As usual it will take a day or two for the markets to decide which of their initial reactions to the Cyprus bailout – relief that a deal has been struck, or concern at the implications of the terms imposed by the troika – will prove dominant. Some things do seem clear from what we have learnt already:
- This was the most acrimonious bailout negotiation yet, with little love lost between the Cypriot negotiators and the troika representatives on the other. Talks came close to breakdown on several occasions over the course of the past week. Apparently tipped off in advance that the Russians would not come riding to the rescue, the troika played hardball – and eventually won, although not before the Cypriot President had threatened to resign and/or take Cyprus out of the euro – a desperate course of action which the influential Archbishop of Cyprus, for one, has openly advocated.
- Although the deal will avoid the outcome of Cyprus leaving the euro for now, that still remains a possibility. The bailout creates a number of important precedents, raising the possibility that bondholders and depositors in troubled banks elsewhere in the Eurozone could be forced to pick up the tab if their bank needs to be rescued in future. The Dutch finance minister who now heads the Eurogroup said as much yesterday, and subsequent attempts to smooth over his remarks – which were remarkably explicit – have been less than convincing.
- Reports that the IMF and the EU are no longer in harmony on the issue seem well-substantiated. This was the first time that the two institutions went into a bailout negotiation without an agreed common position. The IMF rightly focuses on the issue of whether any bailout money it provides can be recovered, as its charter requires. The European Commission on the other is always prepared to do more to help keep the Eurozone alive – seemingly, sometimes, at any cost. Disharmony in the troika is not a good omen for the future.

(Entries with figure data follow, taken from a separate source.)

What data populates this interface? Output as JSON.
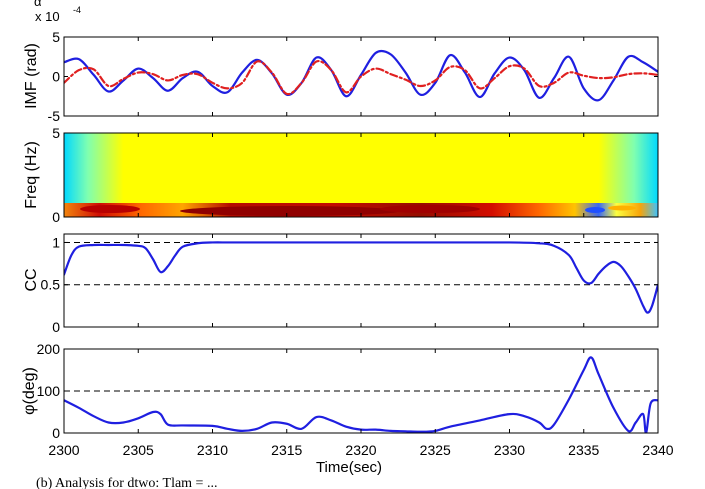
{
  "chart_data": [
    {
      "type": "line",
      "ylabel": "IMF (rad)",
      "y_multiplier": "x 10",
      "y_multiplier_exp": "-4",
      "top_fragment": "α",
      "xlim": [
        2300,
        2340
      ],
      "ylim": [
        -5,
        5
      ],
      "yticks": [
        "5",
        "0",
        "-5"
      ],
      "yticks_values": [
        5,
        0,
        -5
      ],
      "series": [
        {
          "color": "#1f1fe0",
          "style": "solid",
          "x": [
            2300,
            2301,
            2302,
            2303,
            2304,
            2305,
            2306,
            2307,
            2308,
            2309,
            2310,
            2311,
            2312,
            2313,
            2314,
            2315,
            2316,
            2317,
            2318,
            2319,
            2320,
            2321,
            2322,
            2323,
            2324,
            2325,
            2326,
            2327,
            2328,
            2329,
            2330,
            2331,
            2332,
            2333,
            2334,
            2335,
            2336,
            2337,
            2338,
            2339,
            2340
          ],
          "y": [
            1.8,
            2.2,
            0.2,
            -1.9,
            -0.5,
            1.0,
            -0.2,
            -1.8,
            -0.2,
            0.6,
            -1.2,
            -2.0,
            0.5,
            2.1,
            0.4,
            -2.3,
            -0.8,
            2.4,
            0.8,
            -2.5,
            0.2,
            3.0,
            2.8,
            0.5,
            -2.3,
            -0.8,
            2.7,
            0.5,
            -2.6,
            0.4,
            2.4,
            0.8,
            -2.7,
            -0.2,
            2.5,
            -1.5,
            -3.0,
            -0.5,
            2.5,
            1.8,
            0.6
          ]
        },
        {
          "color": "#e02020",
          "style": "dash-dot",
          "x": [
            2300,
            2301,
            2302,
            2303,
            2304,
            2305,
            2306,
            2307,
            2308,
            2309,
            2310,
            2311,
            2312,
            2313,
            2314,
            2315,
            2316,
            2317,
            2318,
            2319,
            2320,
            2321,
            2322,
            2323,
            2324,
            2325,
            2326,
            2327,
            2328,
            2329,
            2330,
            2331,
            2332,
            2333,
            2334,
            2335,
            2336,
            2337,
            2338,
            2339,
            2340
          ],
          "y": [
            -0.8,
            0.8,
            0.9,
            -1.2,
            -0.3,
            0.5,
            0.3,
            -0.5,
            0.2,
            0.3,
            -0.8,
            -1.5,
            -0.8,
            1.9,
            0.5,
            -2.2,
            -0.8,
            1.9,
            0.8,
            -2.0,
            0.0,
            1.0,
            0.3,
            -0.4,
            -1.2,
            -0.5,
            1.2,
            0.8,
            -1.5,
            -0.2,
            1.3,
            1.0,
            -1.2,
            -0.8,
            0.5,
            0.1,
            -0.2,
            -0.1,
            0.3,
            0.4,
            0.2
          ]
        }
      ]
    },
    {
      "type": "heatmap",
      "ylabel": "Freq (Hz)",
      "xlim": [
        2300,
        2340
      ],
      "ylim": [
        0,
        5
      ],
      "yticks": [
        "5",
        "0"
      ],
      "yticks_values": [
        5,
        0
      ],
      "colormap": "jet",
      "colormap_colors": [
        "#00007f",
        "#0000ff",
        "#00ffff",
        "#ffff00",
        "#ff8000",
        "#ff0000",
        "#7f0000"
      ]
    },
    {
      "type": "line",
      "ylabel": "CC",
      "xlim": [
        2300,
        2340
      ],
      "ylim": [
        0,
        1.1
      ],
      "yticks": [
        "1",
        "0.5",
        "0"
      ],
      "yticks_values": [
        1,
        0.5,
        0
      ],
      "reference_lines": [
        1,
        0.5
      ],
      "series": [
        {
          "color": "#1f1fe0",
          "x": [
            2300,
            2300.5,
            2301,
            2302,
            2303,
            2304,
            2305,
            2305.5,
            2306,
            2306.5,
            2307,
            2307.5,
            2308,
            2309,
            2310,
            2311,
            2312,
            2315,
            2320,
            2325,
            2330,
            2332,
            2333,
            2334,
            2334.5,
            2335,
            2335.5,
            2336,
            2336.5,
            2337,
            2337.5,
            2338,
            2338.5,
            2339,
            2339.3,
            2339.6,
            2340
          ],
          "y": [
            0.62,
            0.85,
            0.95,
            0.97,
            0.97,
            0.97,
            0.96,
            0.93,
            0.8,
            0.65,
            0.72,
            0.85,
            0.95,
            0.99,
            1.0,
            1.0,
            1.0,
            1.0,
            1.0,
            1.0,
            1.0,
            0.99,
            0.96,
            0.85,
            0.7,
            0.55,
            0.52,
            0.63,
            0.72,
            0.77,
            0.72,
            0.6,
            0.45,
            0.25,
            0.17,
            0.25,
            0.5
          ]
        }
      ]
    },
    {
      "type": "line",
      "ylabel": "φ(deg)",
      "xlabel": "Time(sec)",
      "xlim": [
        2300,
        2340
      ],
      "ylim": [
        0,
        200
      ],
      "yticks": [
        "200",
        "100",
        "0"
      ],
      "yticks_values": [
        200,
        100,
        0
      ],
      "xticks": [
        "2300",
        "2305",
        "2310",
        "2315",
        "2320",
        "2325",
        "2330",
        "2335",
        "2340"
      ],
      "xticks_values": [
        2300,
        2305,
        2310,
        2315,
        2320,
        2325,
        2330,
        2335,
        2340
      ],
      "reference_lines": [
        100
      ],
      "series": [
        {
          "color": "#1f1fe0",
          "x": [
            2300,
            2301,
            2302,
            2303,
            2304,
            2305,
            2306,
            2306.5,
            2307,
            2308,
            2310,
            2311,
            2312,
            2313,
            2314,
            2315,
            2316,
            2317,
            2318,
            2319,
            2320,
            2321,
            2322,
            2323,
            2324,
            2325,
            2326,
            2328,
            2330,
            2331,
            2332,
            2332.5,
            2333,
            2334,
            2335,
            2335.5,
            2336,
            2337,
            2338,
            2338.5,
            2339,
            2339.2,
            2339.5,
            2340
          ],
          "y": [
            78,
            60,
            40,
            25,
            25,
            35,
            50,
            45,
            20,
            18,
            17,
            10,
            5,
            10,
            25,
            22,
            10,
            38,
            30,
            15,
            8,
            8,
            5,
            4,
            3,
            5,
            15,
            30,
            45,
            40,
            25,
            10,
            20,
            80,
            150,
            180,
            140,
            60,
            5,
            25,
            45,
            0,
            70,
            78
          ]
        }
      ]
    }
  ],
  "caption": "(b) Analysis for dtwo: Tlam = ..."
}
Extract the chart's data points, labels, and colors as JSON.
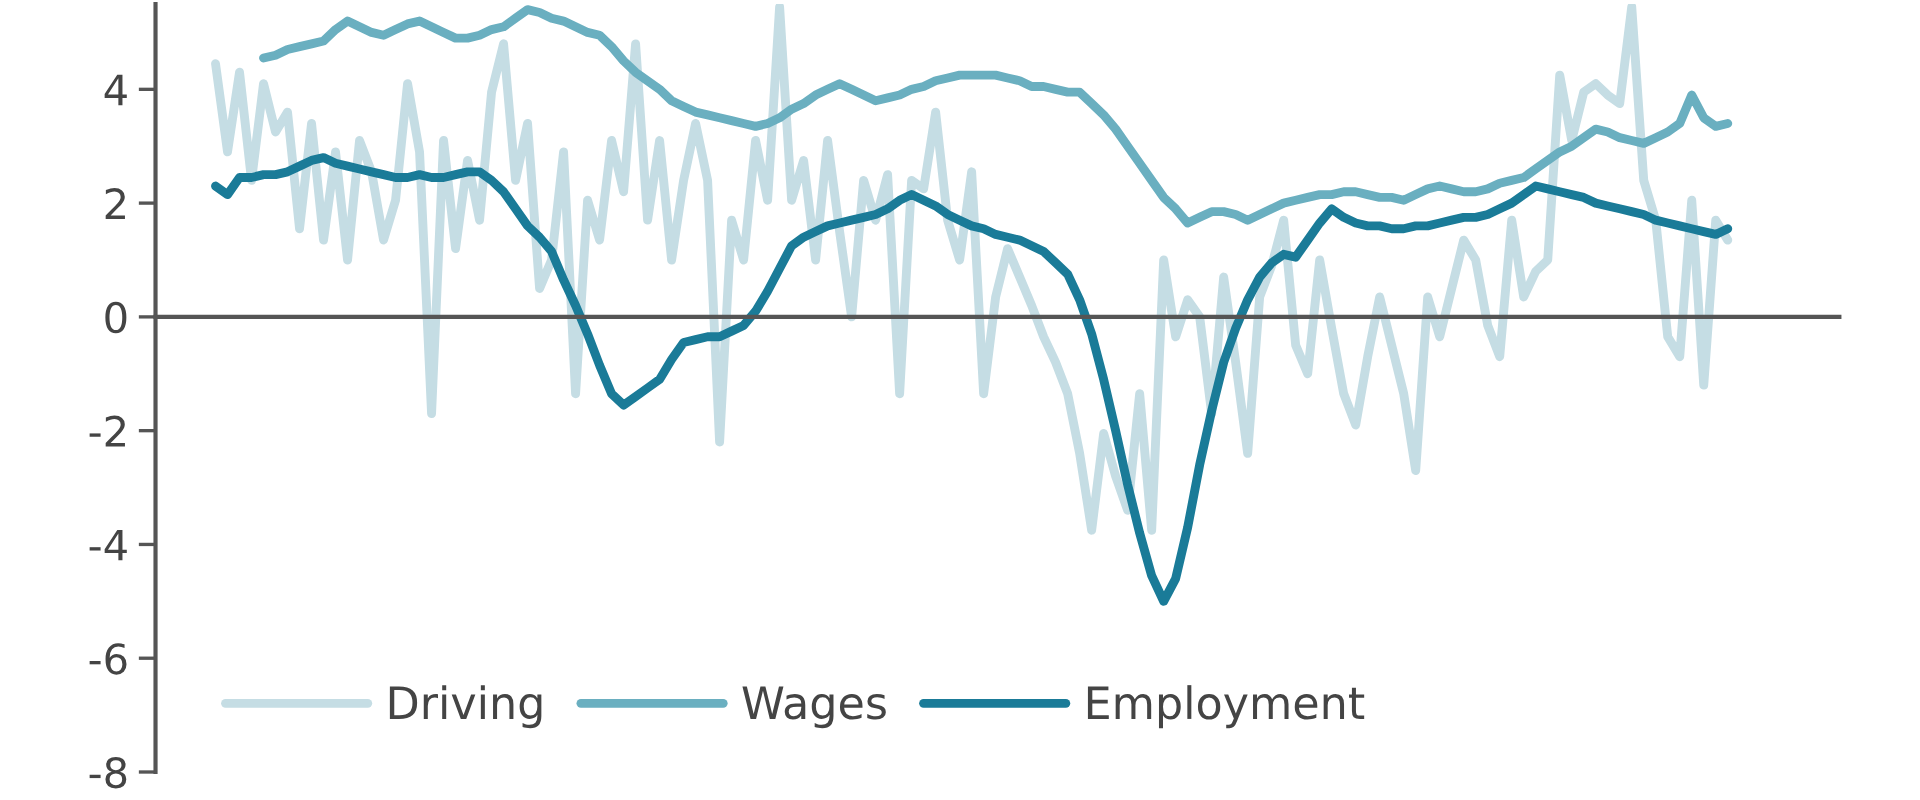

- With Federal elections looming in September, the Germans were in no mood this time round to take a more lenient line, given the rising amount of popular bailout fatigue in northern Europe. As has been widely noted, the Germans are picking up the largest part of the tab for saving the euro – but are reaping only rising levels of anti-German hostility in return. (Gideon Rachman has a good piece in the Financial Times on this aspect). Anti-German feeling has also played an important part in the recent Italian and Greek elections.
- With Cyprus being forced to introduce capital controls to avoid large scale capital outflows, one of the original pillars of the euro project has been broken. The Cypriots say that they hope these capital controls will be temporary. Experience suggests that this is unlikely to be the case. Don’t be fooled into thinking that similar measures will not be introduced elsewhere in Europe the next time a bailout comes round.
- The Dutch finance minister’s comments raised the possibility that Europe will never now move towards direct recapitalisation of its troubled banks. If that proves to be the case (and it is not certain), then a key plank in the eventual banking union on which the European integration lobby has pinned its hopes has fallen by the wayside. Cross-border deposit insurance remains a non-runner politically for now, so progress towards banking union is likely to remain slow.
- On the positive side, it is reassuring to hear leading European politicians talking so openly and explicitly about the scale of the problems that Europe still faces. For too long politicians in Europe have hidden behind a curtain of obfuscation, verbiage and downright deception to keep their beloved project alive. Any opportunity to bypass the opinion of voters has been taken – a pattern repeated in the case of Cyprus, where the revised bailout plan does not have to risk approval by the Cypriot Parliament.
How will this play out in the markets? The Cyprus deal, though insignificant in macroeconomic terms, is an important reminder that the risks in Europe have not gone away. With more signs of recovery emerging in the United States, and some positive developments in the UK, there are some plausible reasons for investors to ignore the siren noises coming out of Europe, where recovery remains non-existent and a resumption of economic growth is not yet in sight.
The biggest problem is that despite some tentative signs of investors starting to switch out of cash and bonds into equities, the valuations of equities do not look cheap and anything perceived as even remotely a “safe haven” asset (quality equities, government bonds. London property etc) has been bid up to dangerously high levels. If the equity markets do go higher, therefore, it will still be more of a momentum/sentiment phenomenon – aided and abetted by quantitative easing – than one based on clear valuation appeal.